As our internal party debates continued, the administration experienced a second debacle: on January 25, 2015, an anti-terrorist mission in Mindanao went awry, resulting in the death of 44 members of the National Police’s Special Action Force – along with eighteen militants of the separatist Moro Islamic Liberation Front, with which the government was then negotiating a tentative autonomy agreement.

The “Mamasapano raid” exemplified bad governance on three counts. First, the President refused to take responsibility for an operation he had ordered, violating a basic tenet of presidential leadership. Second, he illegally gave command of the operation to a crony in the leadership of the national police who had been suspended on charges of corruption by the country’s Ombudsman. Third, he ordered a mission reflecting American priorities, not those of the Philippines – knowing that a mishap would undermine crucial peace negotiations. In the name of good governance, I demanded that the President take full responsibility for the fiasco and reveal all dimensions of the raid, especially the role of the United States.

As the administration’s crisis of authority mounted, I asked Akbayan to push for reform. With the President in a weakened moral position, I argued, we should pressure him not only to accept responsibility for the tragic raid, but also to dismiss corrupt, inept, and reckless officials, reinvigorating the tattered good governance program. The party leadership refused.

Unable to support a President who refused to take responsibility for the tragedy and who continued to shelter corrupt and inept cronies, my resignation as Akbayan’s representative in the House of Representatives was inevitable. Convinced as I was that the party leadership was wrong, I also realized I could no longer serve as the party’s representative if I could not agree with a basic party position, such as its continuing support for the President. No one personally asked me to resign, but the party’s code of conduct was clear: I resigned on March 19, 2015.

Key Lessons
Through this narrative, I have highlighted the lessons I draw from the pursuit of three advocacies: reproductive health, agrarian reform, and good governance.

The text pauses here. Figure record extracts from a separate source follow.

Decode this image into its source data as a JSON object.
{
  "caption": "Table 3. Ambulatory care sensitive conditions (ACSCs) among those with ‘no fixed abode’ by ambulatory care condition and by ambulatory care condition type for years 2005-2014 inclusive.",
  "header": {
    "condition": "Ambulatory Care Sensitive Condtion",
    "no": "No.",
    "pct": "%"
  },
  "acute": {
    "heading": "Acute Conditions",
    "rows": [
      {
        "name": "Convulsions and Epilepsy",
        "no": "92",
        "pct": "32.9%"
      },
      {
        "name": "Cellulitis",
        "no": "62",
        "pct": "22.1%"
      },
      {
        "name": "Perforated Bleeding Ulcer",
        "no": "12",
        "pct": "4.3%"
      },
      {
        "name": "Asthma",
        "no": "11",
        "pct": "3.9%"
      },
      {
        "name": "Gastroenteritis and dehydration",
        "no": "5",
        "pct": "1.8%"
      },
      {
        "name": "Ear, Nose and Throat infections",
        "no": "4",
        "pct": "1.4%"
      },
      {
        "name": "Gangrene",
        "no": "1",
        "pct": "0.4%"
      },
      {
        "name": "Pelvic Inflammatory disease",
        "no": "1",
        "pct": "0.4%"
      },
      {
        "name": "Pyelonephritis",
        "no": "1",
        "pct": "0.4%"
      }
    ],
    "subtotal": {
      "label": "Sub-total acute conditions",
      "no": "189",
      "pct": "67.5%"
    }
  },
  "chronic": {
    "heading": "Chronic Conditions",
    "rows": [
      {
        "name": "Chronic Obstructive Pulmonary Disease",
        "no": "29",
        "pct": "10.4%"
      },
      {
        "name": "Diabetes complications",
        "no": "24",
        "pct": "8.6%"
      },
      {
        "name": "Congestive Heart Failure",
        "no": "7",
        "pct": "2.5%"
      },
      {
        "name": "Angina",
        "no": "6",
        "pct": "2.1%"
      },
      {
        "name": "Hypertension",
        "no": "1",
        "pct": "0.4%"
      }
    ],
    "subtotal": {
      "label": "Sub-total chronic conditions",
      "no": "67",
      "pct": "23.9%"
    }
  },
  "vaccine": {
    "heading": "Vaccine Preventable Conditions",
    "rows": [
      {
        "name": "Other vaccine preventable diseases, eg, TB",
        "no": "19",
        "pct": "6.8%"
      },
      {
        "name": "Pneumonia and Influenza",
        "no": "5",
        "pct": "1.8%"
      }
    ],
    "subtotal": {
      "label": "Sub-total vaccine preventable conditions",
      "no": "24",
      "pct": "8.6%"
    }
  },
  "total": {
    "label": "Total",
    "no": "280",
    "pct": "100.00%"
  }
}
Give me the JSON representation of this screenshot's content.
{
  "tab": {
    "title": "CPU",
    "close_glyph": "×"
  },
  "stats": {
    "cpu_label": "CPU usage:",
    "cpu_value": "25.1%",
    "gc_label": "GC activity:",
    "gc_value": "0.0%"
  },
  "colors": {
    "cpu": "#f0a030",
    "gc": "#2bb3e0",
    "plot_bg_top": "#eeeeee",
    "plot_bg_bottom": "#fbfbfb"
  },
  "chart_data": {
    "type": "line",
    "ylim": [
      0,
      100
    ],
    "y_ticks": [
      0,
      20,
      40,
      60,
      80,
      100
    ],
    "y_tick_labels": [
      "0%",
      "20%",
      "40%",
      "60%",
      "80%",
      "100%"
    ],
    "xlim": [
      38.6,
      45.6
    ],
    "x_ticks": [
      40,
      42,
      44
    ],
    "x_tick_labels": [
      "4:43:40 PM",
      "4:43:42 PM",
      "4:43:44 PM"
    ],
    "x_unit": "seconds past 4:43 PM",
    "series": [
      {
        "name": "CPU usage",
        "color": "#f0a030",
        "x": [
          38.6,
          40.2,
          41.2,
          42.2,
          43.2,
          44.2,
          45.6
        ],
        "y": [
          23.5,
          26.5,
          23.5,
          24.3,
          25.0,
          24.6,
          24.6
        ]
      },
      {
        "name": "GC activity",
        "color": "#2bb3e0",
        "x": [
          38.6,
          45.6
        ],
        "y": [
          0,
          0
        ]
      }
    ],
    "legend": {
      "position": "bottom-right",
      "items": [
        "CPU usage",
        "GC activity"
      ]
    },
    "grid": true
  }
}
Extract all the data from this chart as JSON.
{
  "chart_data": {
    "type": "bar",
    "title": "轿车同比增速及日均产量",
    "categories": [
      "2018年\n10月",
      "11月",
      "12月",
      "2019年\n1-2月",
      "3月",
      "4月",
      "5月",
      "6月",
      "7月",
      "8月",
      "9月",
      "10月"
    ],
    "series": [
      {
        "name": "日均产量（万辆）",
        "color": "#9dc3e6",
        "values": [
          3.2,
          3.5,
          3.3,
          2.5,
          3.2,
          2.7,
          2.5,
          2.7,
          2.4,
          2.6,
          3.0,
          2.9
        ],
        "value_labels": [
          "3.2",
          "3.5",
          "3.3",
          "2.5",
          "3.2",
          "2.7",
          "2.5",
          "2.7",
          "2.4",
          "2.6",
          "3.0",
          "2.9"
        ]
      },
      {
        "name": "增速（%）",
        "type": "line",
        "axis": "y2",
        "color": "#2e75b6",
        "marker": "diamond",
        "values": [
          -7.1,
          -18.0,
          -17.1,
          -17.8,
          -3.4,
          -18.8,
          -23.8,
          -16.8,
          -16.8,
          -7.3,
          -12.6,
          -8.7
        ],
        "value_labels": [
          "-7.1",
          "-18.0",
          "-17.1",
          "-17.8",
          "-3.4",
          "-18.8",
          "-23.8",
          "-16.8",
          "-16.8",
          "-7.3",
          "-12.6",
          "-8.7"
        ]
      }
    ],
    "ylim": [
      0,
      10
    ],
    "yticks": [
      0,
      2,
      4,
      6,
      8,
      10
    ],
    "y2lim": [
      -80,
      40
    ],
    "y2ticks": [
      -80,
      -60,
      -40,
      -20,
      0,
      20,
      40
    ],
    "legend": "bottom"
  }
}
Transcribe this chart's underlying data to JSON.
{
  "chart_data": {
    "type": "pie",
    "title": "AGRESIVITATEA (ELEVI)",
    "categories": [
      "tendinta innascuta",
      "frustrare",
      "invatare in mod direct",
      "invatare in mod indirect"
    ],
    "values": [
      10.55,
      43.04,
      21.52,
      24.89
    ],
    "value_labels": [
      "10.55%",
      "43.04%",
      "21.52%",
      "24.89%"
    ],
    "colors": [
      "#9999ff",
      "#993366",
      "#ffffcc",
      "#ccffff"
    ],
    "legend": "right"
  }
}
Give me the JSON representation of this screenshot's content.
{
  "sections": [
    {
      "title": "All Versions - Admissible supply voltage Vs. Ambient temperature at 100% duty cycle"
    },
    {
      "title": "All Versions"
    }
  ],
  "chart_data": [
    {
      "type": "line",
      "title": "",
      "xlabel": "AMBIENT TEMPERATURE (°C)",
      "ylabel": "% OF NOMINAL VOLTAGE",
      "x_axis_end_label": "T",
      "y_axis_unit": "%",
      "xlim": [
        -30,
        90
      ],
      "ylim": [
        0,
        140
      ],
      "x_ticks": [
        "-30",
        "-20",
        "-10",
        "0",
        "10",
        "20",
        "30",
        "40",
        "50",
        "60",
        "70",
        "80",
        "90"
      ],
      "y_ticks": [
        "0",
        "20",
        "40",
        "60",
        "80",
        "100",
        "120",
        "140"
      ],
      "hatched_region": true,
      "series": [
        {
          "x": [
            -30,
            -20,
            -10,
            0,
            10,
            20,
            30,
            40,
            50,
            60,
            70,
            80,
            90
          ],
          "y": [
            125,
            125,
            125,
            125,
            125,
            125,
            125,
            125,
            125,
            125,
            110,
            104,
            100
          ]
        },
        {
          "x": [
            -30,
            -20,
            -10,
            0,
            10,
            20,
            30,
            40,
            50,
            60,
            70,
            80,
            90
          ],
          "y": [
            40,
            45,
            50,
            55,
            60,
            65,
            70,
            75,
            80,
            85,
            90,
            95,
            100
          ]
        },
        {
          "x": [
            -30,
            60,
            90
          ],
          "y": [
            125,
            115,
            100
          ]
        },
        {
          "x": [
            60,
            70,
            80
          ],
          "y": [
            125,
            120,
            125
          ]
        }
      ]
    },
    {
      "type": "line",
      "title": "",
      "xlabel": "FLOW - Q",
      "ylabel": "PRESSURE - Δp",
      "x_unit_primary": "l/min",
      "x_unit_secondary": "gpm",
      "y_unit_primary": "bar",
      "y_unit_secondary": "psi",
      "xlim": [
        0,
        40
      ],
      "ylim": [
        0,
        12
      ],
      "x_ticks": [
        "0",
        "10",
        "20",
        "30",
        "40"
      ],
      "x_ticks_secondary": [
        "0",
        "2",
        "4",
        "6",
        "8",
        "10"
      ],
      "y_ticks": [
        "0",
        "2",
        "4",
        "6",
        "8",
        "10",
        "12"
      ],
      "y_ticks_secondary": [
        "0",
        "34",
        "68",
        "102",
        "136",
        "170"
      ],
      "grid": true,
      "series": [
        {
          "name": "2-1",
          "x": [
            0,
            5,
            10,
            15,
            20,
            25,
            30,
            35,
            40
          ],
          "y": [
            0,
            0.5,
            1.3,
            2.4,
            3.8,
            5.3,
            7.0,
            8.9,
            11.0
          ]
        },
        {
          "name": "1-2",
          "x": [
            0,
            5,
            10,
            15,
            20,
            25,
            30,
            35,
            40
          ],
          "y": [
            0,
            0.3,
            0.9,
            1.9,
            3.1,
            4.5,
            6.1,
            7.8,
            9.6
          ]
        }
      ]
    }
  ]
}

The reproductive health struggle illustrates the way cultural issues provide an arena where the progressive agenda can be advanced through careful alliance-building and discursive strategies. In the fight for family planning, the pro-reproductive health forces were able to create splits in the upper and middle classes, by replacing the narrative of population control with a discourse on women’s reproductive rights, creating space for the passage of the law in spite of fanatical opposition.

The agrarian reform experience reminds us how difficult it is to win direct assaults on the structures of inequality in a non-revolutionary political climate. Although progressive forces managed to forge powerful legislation, the structures of agrarian inequality remain strong, owing to a combination of presidential neglect, bureaucratic timidity, and landlord resistance.

The third example, the struggle for good governance, offers a trove of lessons, though it exacted painful personal and political consequences. One lesson is that coalitions are dynamic: in this case, an alliance for reform may have evolved into something different. A second is that a progressive party must continually assess its participation in coalitions. Any party has interests – including administrative positions or influence within a coalition – but at times, those interests may conflict with fundamental values. At such critical junctures, a party of the left must ensure that values prevail if it is to maintain its integrity.

A third lesson: on occasion, serious differences of opinion may emerge between parties and their parliamentary representatives. At such points, progressives must follow their conscience, even if it means opposing the leadership of their own party. Being a progressive means envisioning a society organized around equality, justice, solidarity, and sovereignty – and having a political program to realize this vision. But it also means projecting an ethical, moral stance. Perhaps the distinguishing mark of true progressives holding public office is their ethical behavior. For me, being a progressive in the corridors of power means, above all, holding onto one’s principles and values, even if this means losing one’s position, possessions, or life.